Carriage Rates of Methicillin-resistant Staphylococcus aureus in Neonates with Neonatal Jaundice.
- Author:
Dong Cheon NA
1
;
Jae Min SEO
;
Jung Hyun LEE
;
Won Uk LEE
;
Eun Ryoung KIM
Author Information
1. Department of Pediatrics, Sungae General Hospital, Seoul, Korea. eunicu@hotmail.com
- Publication Type:Original Article
- Keywords:
Staphylococcus aureus;
Methicillin-resistance;
Community-associated;
Nasal carriage;
Newborn
- MeSH:
Colon;
Humans;
Infant, Newborn;
Intensive Care Units, Neonatal;
Jaundice, Neonatal;
Medical Records;
Methicillin Resistance;
Methicillin-Resistant Staphylococcus aureus;
Microbial Sensitivity Tests;
Sprains and Strains;
Staphylococcus aureus
- From:Korean Journal of Pediatric Infectious Diseases
2011;18(2):143-153
- CountryRepublic of Korea
- Language:Korean
-
Abstract:
PURPOSE: It is known that carriage rates of Staphylococcus aureus (S. aureus) are highest in newborns and that the asymptomatic carriage of methicillin-resistant Staphylococcus aureus (MRSA) is associated with invasive MRSA infection with the colonizing strain.
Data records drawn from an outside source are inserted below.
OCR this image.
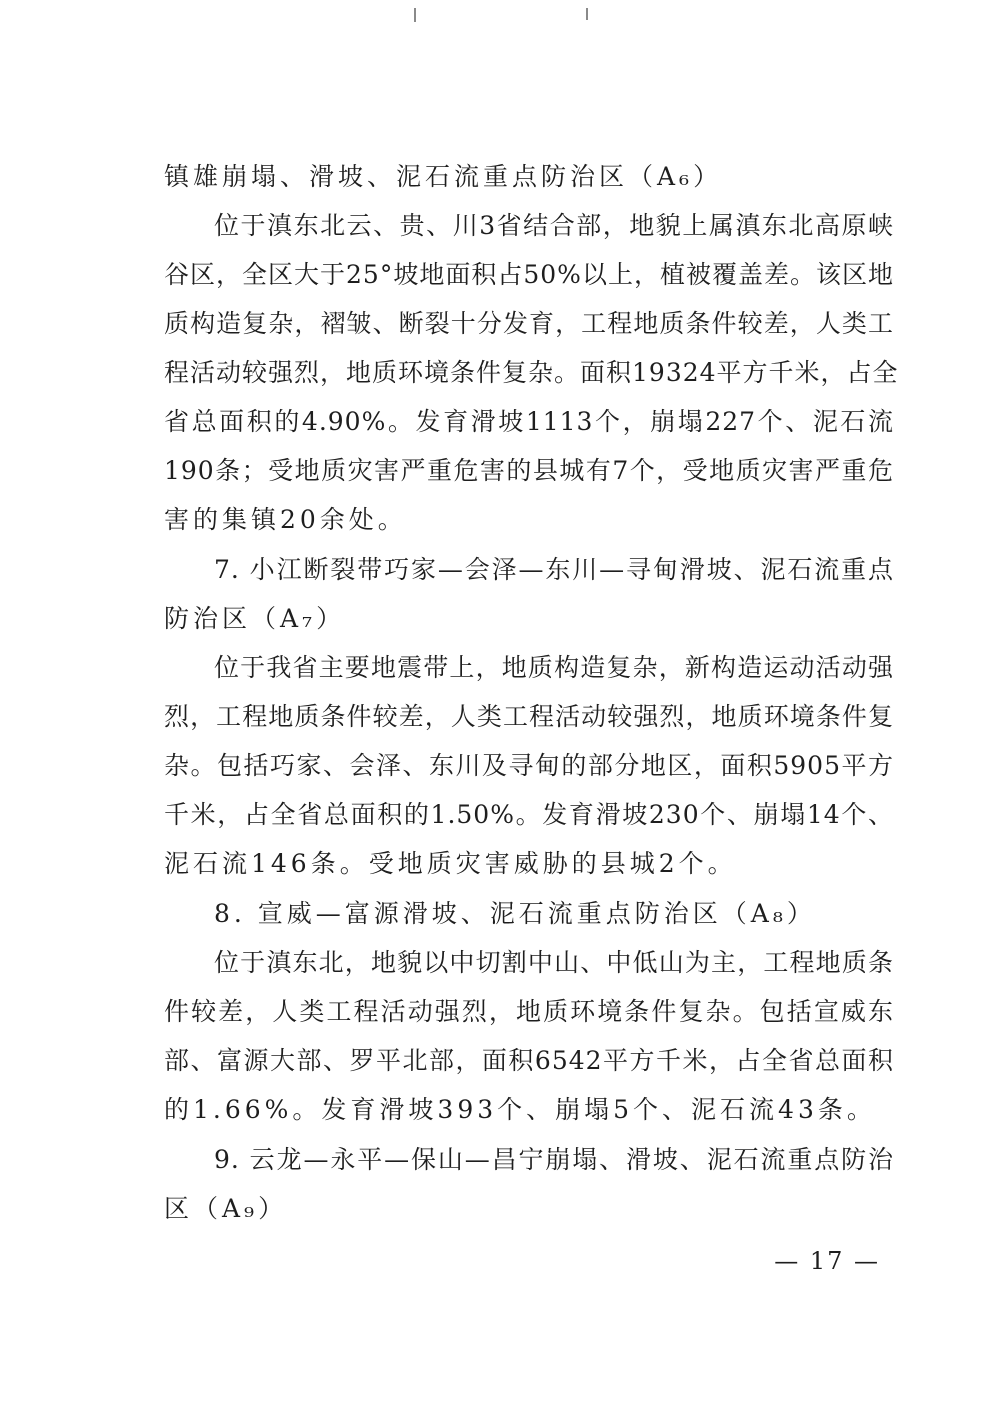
镇雄崩塌、滑坡、泥石流重点防治区（A₆）
位于滇东北云、贵、川3省结合部，地貌上属滇东北高原峡
谷区，全区大于25°坡地面积占50%以上，植被覆盖差。该区地
质构造复杂，褶皱、断裂十分发育，工程地质条件较差，人类工
程活动较强烈，地质环境条件复杂。面积19324平方千米，占全
省总面积的4.90%。发育滑坡1113个，崩塌227个、泥石流
190条；受地质灾害严重危害的县城有7个，受地质灾害严重危
害的集镇20余处。
7. 小江断裂带巧家—会泽—东川—寻甸滑坡、泥石流重点
防治区（A₇）
位于我省主要地震带上，地质构造复杂，新构造运动活动强
烈，工程地质条件较差，人类工程活动较强烈，地质环境条件复
杂。包括巧家、会泽、东川及寻甸的部分地区，面积5905平方
千米，占全省总面积的1.50%。发育滑坡230个、崩塌14个、
泥石流146条。受地质灾害威胁的县城2个。
8. 宣威—富源滑坡、泥石流重点防治区（A₈）
位于滇东北，地貌以中切割中山、中低山为主，工程地质条
件较差，人类工程活动强烈，地质环境条件复杂。包括宣威东
部、富源大部、罗平北部，面积6542平方千米，占全省总面积
的1.66%。发育滑坡393个、崩塌5个、泥石流43条。
9. 云龙—永平—保山—昌宁崩塌、滑坡、泥石流重点防治
区（A₉）
— 17 —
This study was carried out to investigate the carriage rates of MRSA in neonates with neonatal jaundice. METHODS: We reviewed the medical records of 545 neonates admitted with neonatal jaundice to neonatal intensive care units between January 2006 and December 2010. Nasal and inguinal swab specimens had been taken from them and cultured for the isolation of S. aureus. Antimicrobial susceptibility tests had been done for such isolates to determine methicillin-resistance. RESULTS: Out of 545 neonates, 318 (58.3%) were colonized with S. aureus and 214 (39.3%) were colonized with MRSA. Results of the antibiogram analysis showed that 65.7% of MRSA isolates were likely to be community-associated (CA) MRSA. CONCLUSION: Based on the MRSA carriage rate of 39.3%, a surveillance program for MRSA colonization is considered necessary in neonates transferred from other clinics or hospitals. Out of MRSA isolates, 65.7% were likely to be CA-MRSA. This suggests that CA-MRSA strains were already present in obstetric clinic environments where the neonates were born. It is thought that MRSA surveillance programs in these environments are also necessary.